Often the call with the surgeon cuts out and it has taken a few days to secure a time in which we can talk.
Dr Belay provides for his wife and two daughters with money sent from family and friends abroad, but internet blockades sometimes hampers transactions and most Tigrayans have no such lifeline.
He says one piece of fruit costs around the equivalent of £10.
The thousands of hospital staff have also not been paid, they say, since May.
“We are on our knees, almost everything has run out including antibiotics, oxygen and IV fluids. People need to buy their own things if they come to the hospital, but they are being sold for incredibly high prices and most people cannot afford that,” he says.
“We are turning away cancer patients and then they never come back. It is so disturbing that you can't predict the outcome.”
And Dr Berhe tells the Mirror how painful it is to be unable to give them any service.
He added: “We are helpless to these people.
“They might come all the way, kilometres and kilometres, on foot to reach the hospital and… we have nothing.”
With other conflicts across the globe dominating the news, Tigrayans feel forgotten. At a session in London’s parliament for Tigrayan refugees, the pain in the room was palpable.
Pensioner men were sat sobbing as a woman recalled looking at photos every day of charred bodies to try and identify family members she has not heard from in weeks.
The region hit headlines the other week when Dr Tedros Adhanom Ghebreyesus, of the World Health Organization who is Tigrayan, said Eritrean troops killed his uncle.
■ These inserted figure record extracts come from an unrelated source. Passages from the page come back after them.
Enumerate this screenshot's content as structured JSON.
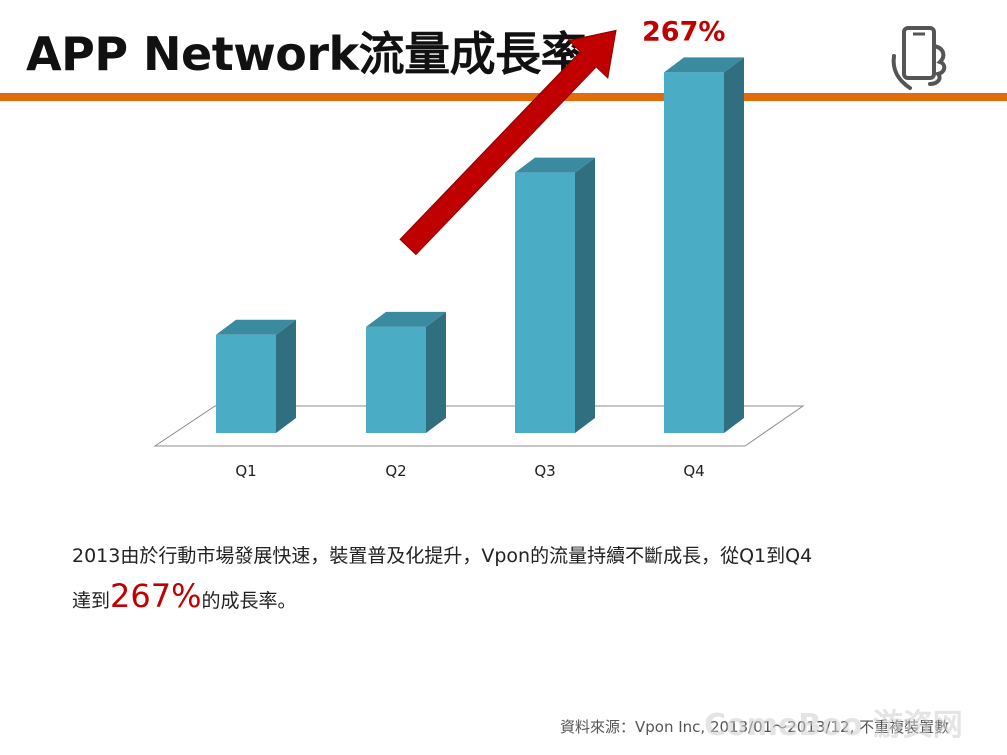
{
  "slide": {
    "title": "APP Network流量成長率",
    "icon": "hand-holding-phone-icon",
    "accent_color": "#e36c0a"
  },
  "chart_data": {
    "type": "bar",
    "categories": [
      "Q1",
      "Q2",
      "Q3",
      "Q4"
    ],
    "values": [
      100,
      108,
      265,
      367
    ],
    "ylim": [
      0,
      400
    ],
    "grid": false,
    "legend": "none",
    "bar_color": "#4bacc6",
    "annotation": {
      "text": "267%",
      "color": "#c00000",
      "arrow_from": "Q2",
      "arrow_to": "Q4"
    }
  },
  "description": {
    "line1": "2013由於行動市場發展快速，裝置普及化提升，Vpon的流量持續不斷成長，從Q1到Q4",
    "line2_before": "達到",
    "line2_highlight": "267%",
    "line2_after": "的成長率。"
  },
  "footer": {
    "source": "資料來源：Vpon Inc, 2013/01～2013/12, 不重複裝置數",
    "watermark": "ComeBoo 游资网"
  }
}
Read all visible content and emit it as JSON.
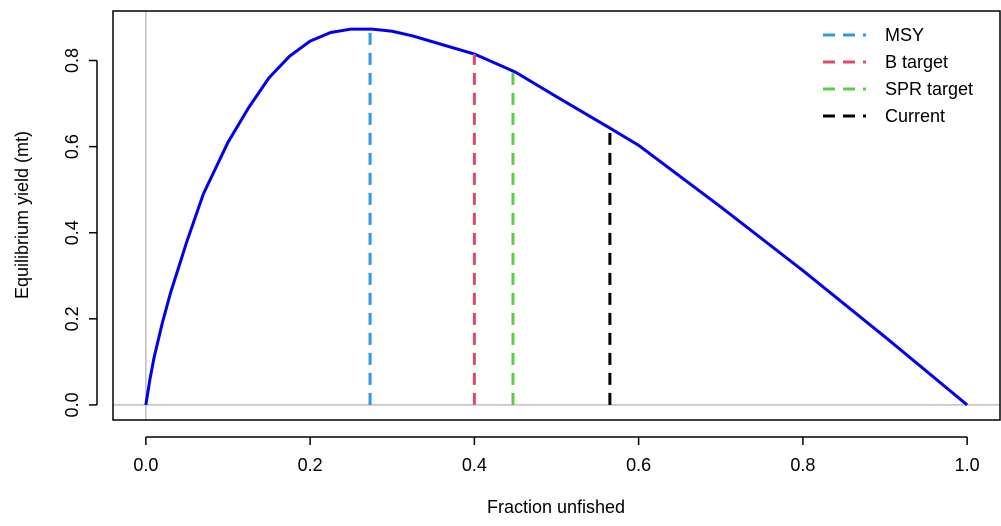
{
  "chart_data": {
    "type": "line",
    "xlabel": "Fraction unfished",
    "ylabel": "Equilibrium yield (mt)",
    "xlim": [
      -0.04,
      1.04
    ],
    "ylim": [
      -0.035,
      0.915
    ],
    "x_ticks": [
      0.0,
      0.2,
      0.4,
      0.6,
      0.8,
      1.0
    ],
    "x_tick_labels": [
      "0.0",
      "0.2",
      "0.4",
      "0.6",
      "0.8",
      "1.0"
    ],
    "y_ticks": [
      0.0,
      0.2,
      0.4,
      0.6,
      0.8
    ],
    "y_tick_labels": [
      "0.0",
      "0.2",
      "0.4",
      "0.6",
      "0.8"
    ],
    "grid": false,
    "reference_lines": {
      "x": 0,
      "y": 0,
      "color": "#bebebe"
    },
    "curve": {
      "color": "#0000ee",
      "x": [
        0.0,
        0.005,
        0.01,
        0.02,
        0.03,
        0.05,
        0.07,
        0.1,
        0.125,
        0.15,
        0.175,
        0.2,
        0.225,
        0.25,
        0.275,
        0.3,
        0.325,
        0.35,
        0.4,
        0.45,
        0.5,
        0.565,
        0.6,
        0.7,
        0.8,
        0.9,
        1.0
      ],
      "y": [
        0.0,
        0.06,
        0.11,
        0.19,
        0.26,
        0.38,
        0.49,
        0.61,
        0.69,
        0.76,
        0.81,
        0.845,
        0.865,
        0.873,
        0.873,
        0.868,
        0.857,
        0.843,
        0.815,
        0.773,
        0.716,
        0.643,
        0.603,
        0.46,
        0.312,
        0.158,
        0.0
      ]
    },
    "series": [
      {
        "name": "MSY",
        "x": 0.273,
        "y": 0.873,
        "color": "#2d9ae0"
      },
      {
        "name": "B target",
        "x": 0.4,
        "y": 0.815,
        "color": "#de4a68"
      },
      {
        "name": "SPR target",
        "x": 0.447,
        "y": 0.773,
        "color": "#5ccc4a"
      },
      {
        "name": "Current",
        "x": 0.565,
        "y": 0.643,
        "color": "#000000"
      }
    ],
    "legend_position": "top-right"
  }
}
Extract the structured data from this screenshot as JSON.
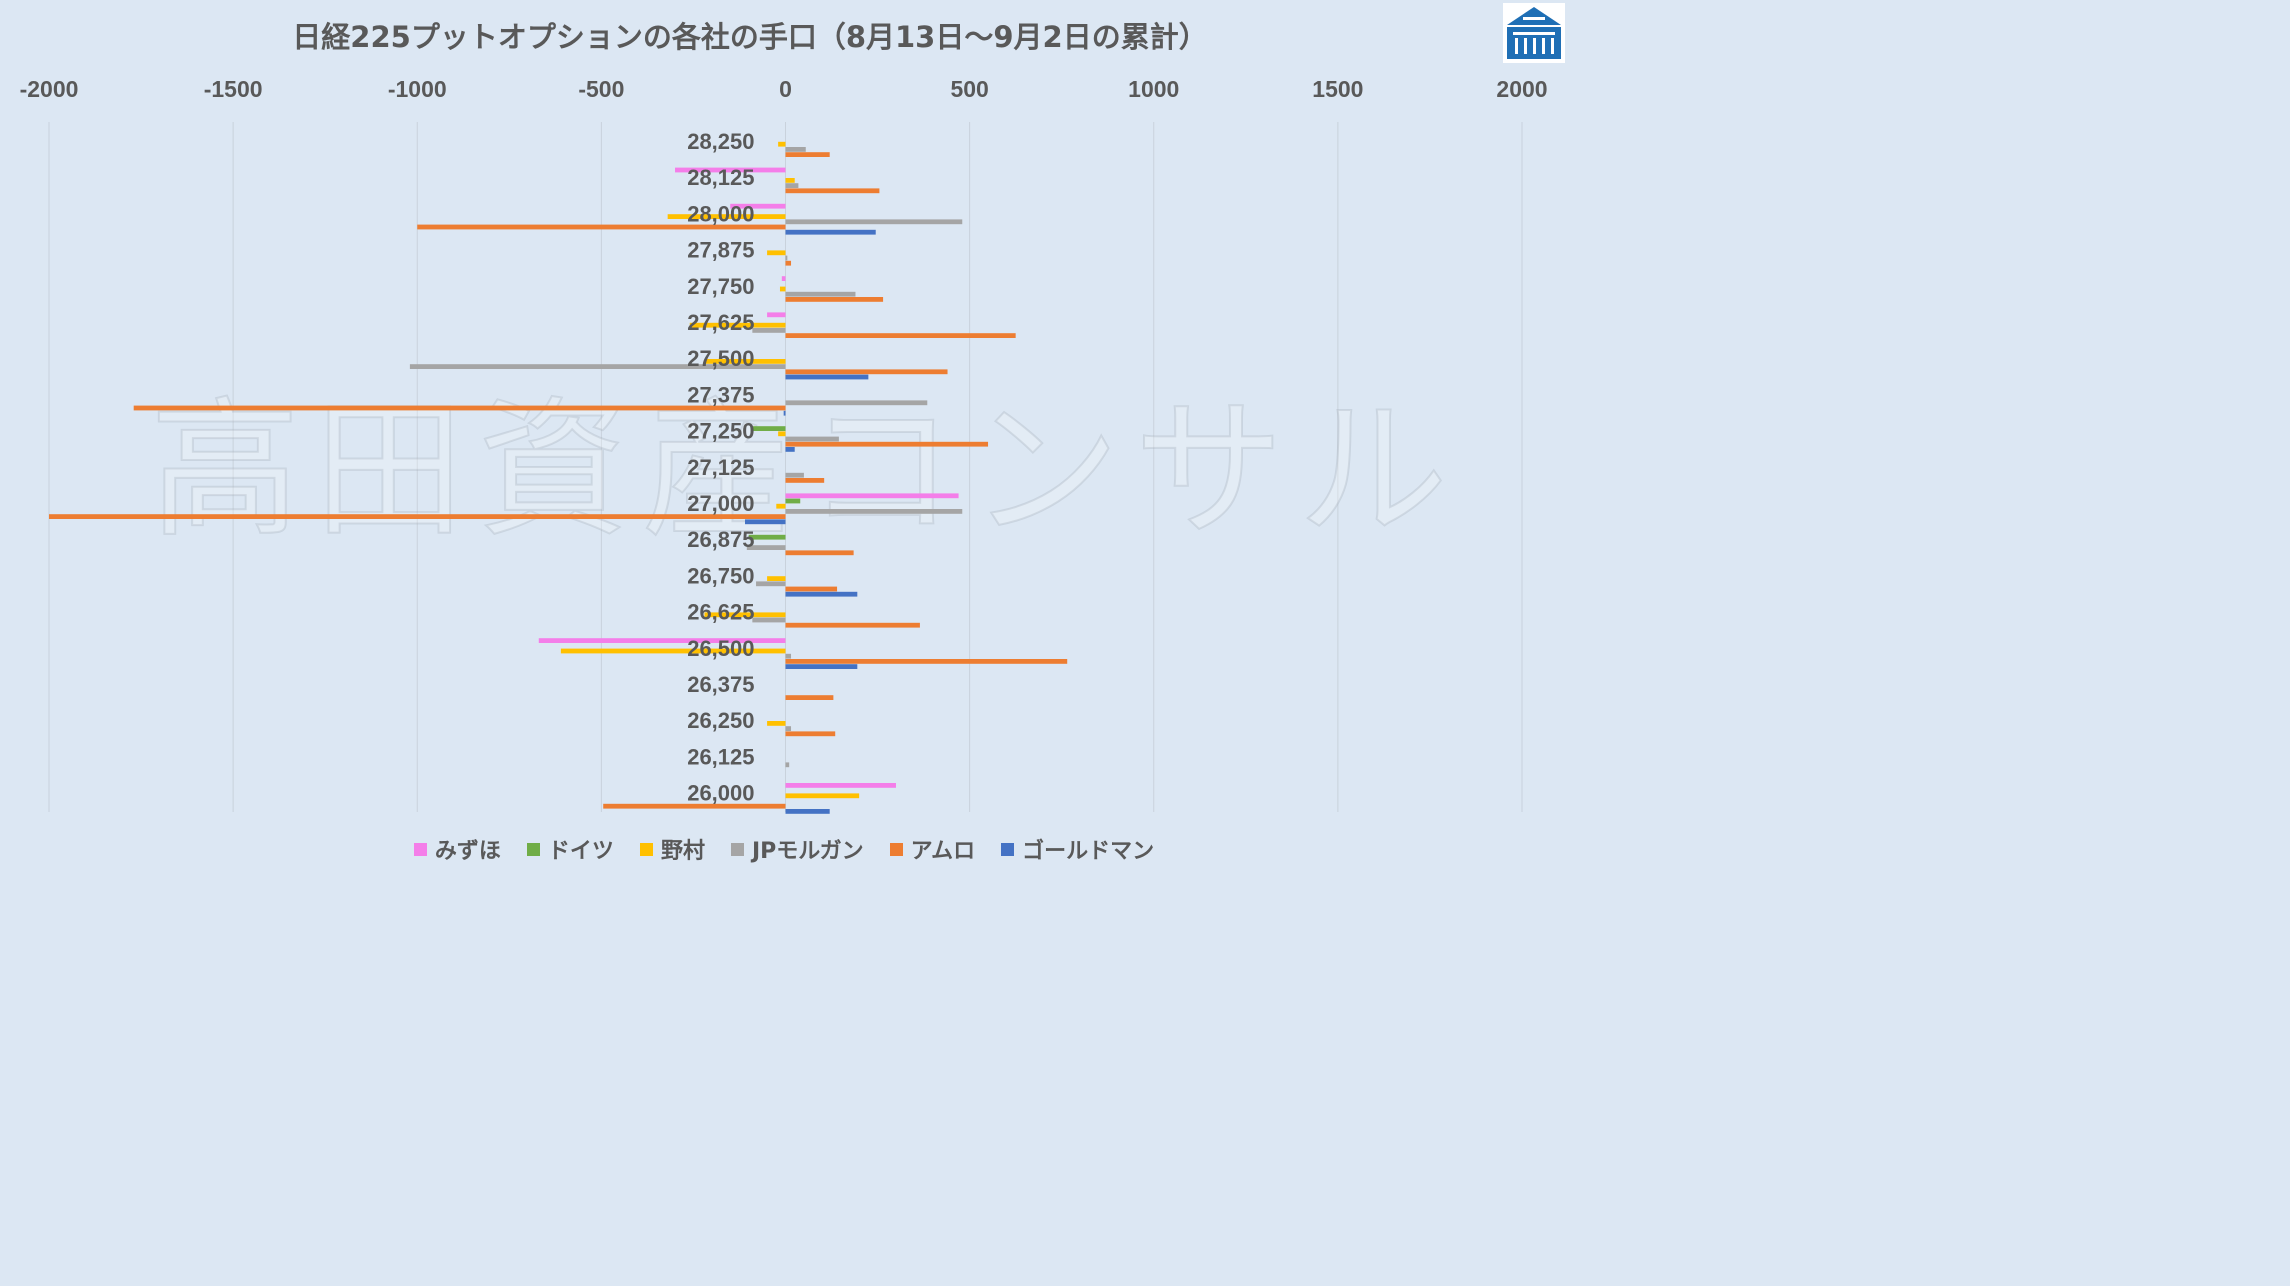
{
  "chart_data": {
    "type": "bar",
    "orientation": "horizontal",
    "title": "日経225プットオプションの各社の手口（8月13日〜9月2日の累計）",
    "xlim": [
      -2000,
      2000
    ],
    "x_ticks": [
      "-2000",
      "-1500",
      "-1000",
      "-500",
      "0",
      "500",
      "1000",
      "1500",
      "2000"
    ],
    "x_tick_values": [
      -2000,
      -1500,
      -1000,
      -500,
      0,
      500,
      1000,
      1500,
      2000
    ],
    "grid": true,
    "legend_position": "bottom",
    "categories": [
      "28,250",
      "28,125",
      "28,000",
      "27,875",
      "27,750",
      "27,625",
      "27,500",
      "27,375",
      "27,250",
      "27,125",
      "27,000",
      "26,875",
      "26,750",
      "26,625",
      "26,500",
      "26,375",
      "26,250",
      "26,125",
      "26,000"
    ],
    "series": [
      {
        "name": "みずほ",
        "color": "#f47ee9",
        "values": [
          0,
          -300,
          -150,
          0,
          -10,
          -50,
          0,
          0,
          0,
          0,
          470,
          0,
          0,
          0,
          -670,
          0,
          0,
          0,
          300
        ]
      },
      {
        "name": "ドイツ",
        "color": "#70ad47",
        "values": [
          0,
          0,
          0,
          0,
          0,
          0,
          0,
          0,
          -90,
          0,
          40,
          -100,
          0,
          0,
          0,
          0,
          0,
          0,
          0
        ]
      },
      {
        "name": "野村",
        "color": "#ffc000",
        "values": [
          -20,
          25,
          -320,
          -50,
          -15,
          -260,
          -220,
          0,
          -20,
          0,
          -25,
          0,
          -50,
          -220,
          -610,
          0,
          -50,
          0,
          200
        ]
      },
      {
        "name": "JPモルガン",
        "color": "#a5a5a5",
        "values": [
          55,
          35,
          480,
          5,
          190,
          -90,
          -1020,
          385,
          145,
          50,
          480,
          -105,
          -80,
          -90,
          15,
          0,
          15,
          10,
          0
        ]
      },
      {
        "name": "アムロ",
        "color": "#ed7d31",
        "values": [
          120,
          255,
          -1000,
          15,
          265,
          625,
          440,
          -1770,
          550,
          105,
          -2000,
          185,
          140,
          365,
          765,
          130,
          135,
          0,
          -495
        ]
      },
      {
        "name": "ゴールドマン",
        "color": "#4472c4",
        "values": [
          0,
          0,
          245,
          0,
          0,
          0,
          225,
          -5,
          25,
          0,
          -110,
          0,
          195,
          0,
          195,
          0,
          0,
          0,
          120
        ]
      }
    ]
  },
  "watermark": "高田資産コンサル",
  "logo": {
    "icon": "building-icon",
    "color": "#1f6fb5"
  }
}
Visibly shaken during a press conference, the 57-year-old said: "I spoke to my mother, and she was really devastated because he was the youngest from their family. And he was almost the same age [as me]."
Estimates of casualties vary widely, with the United States saying that as many as half a million people have died.
The International Crisis Group think-tank and Amnesty International have described it as one of the bloodiest wars in the world.
Dr Tedros has called the crisis “the worst disaster on Earth”, and has accused Western nations of ignoring the suffering there.
“Maybe the reason is the colour of the skin of the people in Tigray,” he has said.
“Here we are not that much important people,” Dr Belay agrees.
*Name changed to protect identity for fear of reprisal.